Summary and Analysis Part I: Chapters 15-16

 

When the two boys make their second visit to the carnival, Jim and Will are dismayed to discover that the morning sun shining upon its tents gives this carnival the appearance of every other carnival that they have ever seen. Yet Jim is not thoroughly confused. He refuses to deny that something strange is associated with this carnival.

The boys see Miss Foley, their seventh-grade schoolteacher, and her nephew, Robert, at the carnival. Miss Foley decides to go through the Mirror Maze, but Will, without understanding why, begs her not to go there.

This Mirror Maze is one of the major temptations that the carnival offers its customers since it capitalizes on an almost universal weakness, man's dissatisfaction with himself. Bradbury describes the experience inside this particular Mirror Maze through the use of water imagery. When someone enters the maze, he experiences an "ocean" of mirrors silently rushing in upon him. These mirror oceans can be quite dangerous. Will characterizes this danger by saying that someone can never tell just what might be swimming in the water, and there is even the possibility that a person might find himself in a watery, bottomless sea.

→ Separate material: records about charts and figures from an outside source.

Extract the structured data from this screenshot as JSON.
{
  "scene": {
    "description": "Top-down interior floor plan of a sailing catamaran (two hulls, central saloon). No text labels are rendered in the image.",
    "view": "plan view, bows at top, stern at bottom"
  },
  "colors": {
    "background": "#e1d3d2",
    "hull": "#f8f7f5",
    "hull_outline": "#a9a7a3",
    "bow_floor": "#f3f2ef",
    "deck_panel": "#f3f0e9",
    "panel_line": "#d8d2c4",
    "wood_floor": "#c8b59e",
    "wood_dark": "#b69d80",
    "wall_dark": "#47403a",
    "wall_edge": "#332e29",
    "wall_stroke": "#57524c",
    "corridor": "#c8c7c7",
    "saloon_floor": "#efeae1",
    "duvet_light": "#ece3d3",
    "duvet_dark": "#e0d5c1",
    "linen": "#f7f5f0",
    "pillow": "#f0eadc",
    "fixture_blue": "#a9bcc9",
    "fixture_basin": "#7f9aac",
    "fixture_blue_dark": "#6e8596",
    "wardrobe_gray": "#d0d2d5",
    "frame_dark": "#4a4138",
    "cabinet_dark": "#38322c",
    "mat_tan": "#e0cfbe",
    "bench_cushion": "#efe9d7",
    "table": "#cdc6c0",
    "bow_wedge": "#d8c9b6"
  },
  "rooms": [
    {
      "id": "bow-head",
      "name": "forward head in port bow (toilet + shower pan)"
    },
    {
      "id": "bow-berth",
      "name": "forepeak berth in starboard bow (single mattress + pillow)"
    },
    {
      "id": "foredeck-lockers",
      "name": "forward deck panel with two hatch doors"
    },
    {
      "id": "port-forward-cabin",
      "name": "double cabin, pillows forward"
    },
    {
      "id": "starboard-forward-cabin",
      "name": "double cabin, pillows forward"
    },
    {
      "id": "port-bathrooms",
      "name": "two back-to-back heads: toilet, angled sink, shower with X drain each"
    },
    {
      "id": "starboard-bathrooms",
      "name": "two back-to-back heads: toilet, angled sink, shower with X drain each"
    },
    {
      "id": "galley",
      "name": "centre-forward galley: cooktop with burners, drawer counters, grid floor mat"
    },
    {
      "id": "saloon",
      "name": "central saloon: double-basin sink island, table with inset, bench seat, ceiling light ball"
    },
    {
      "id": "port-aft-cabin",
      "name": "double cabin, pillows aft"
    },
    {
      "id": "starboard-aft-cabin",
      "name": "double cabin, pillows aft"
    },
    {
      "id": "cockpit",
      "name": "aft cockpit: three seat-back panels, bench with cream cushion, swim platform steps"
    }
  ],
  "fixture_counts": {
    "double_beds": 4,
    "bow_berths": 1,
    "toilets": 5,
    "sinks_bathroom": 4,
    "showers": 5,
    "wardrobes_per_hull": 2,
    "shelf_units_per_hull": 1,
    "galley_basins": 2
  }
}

In spite of the boys' insistence against it, Miss Foley steps into the Mirror Maze. Immediately, the mirrors reflect to her a little girl who is lost, drowned in there. Miss Foley recognizes the girl and runs to her rescue. The schoolteacher bumps into mirrors and falls; the little girl bumps and falls, too. Each action and movement that Miss Foley makes is accurately copied by this child. The boys rescue Miss Foley from the Mirror Maze but not before she realizes that the mirrors have taken her back in time and reflected her as she was when she was a child.

Bradbury further shows the strong temptation yielded by the Mirrow Maze as Jim, too, is lured half-way into the Maze later that day. The particular vulnerability causing both Miss Foley and Jim to fall under the Maze's powers will be further analyzed at a later time in the study of this novel.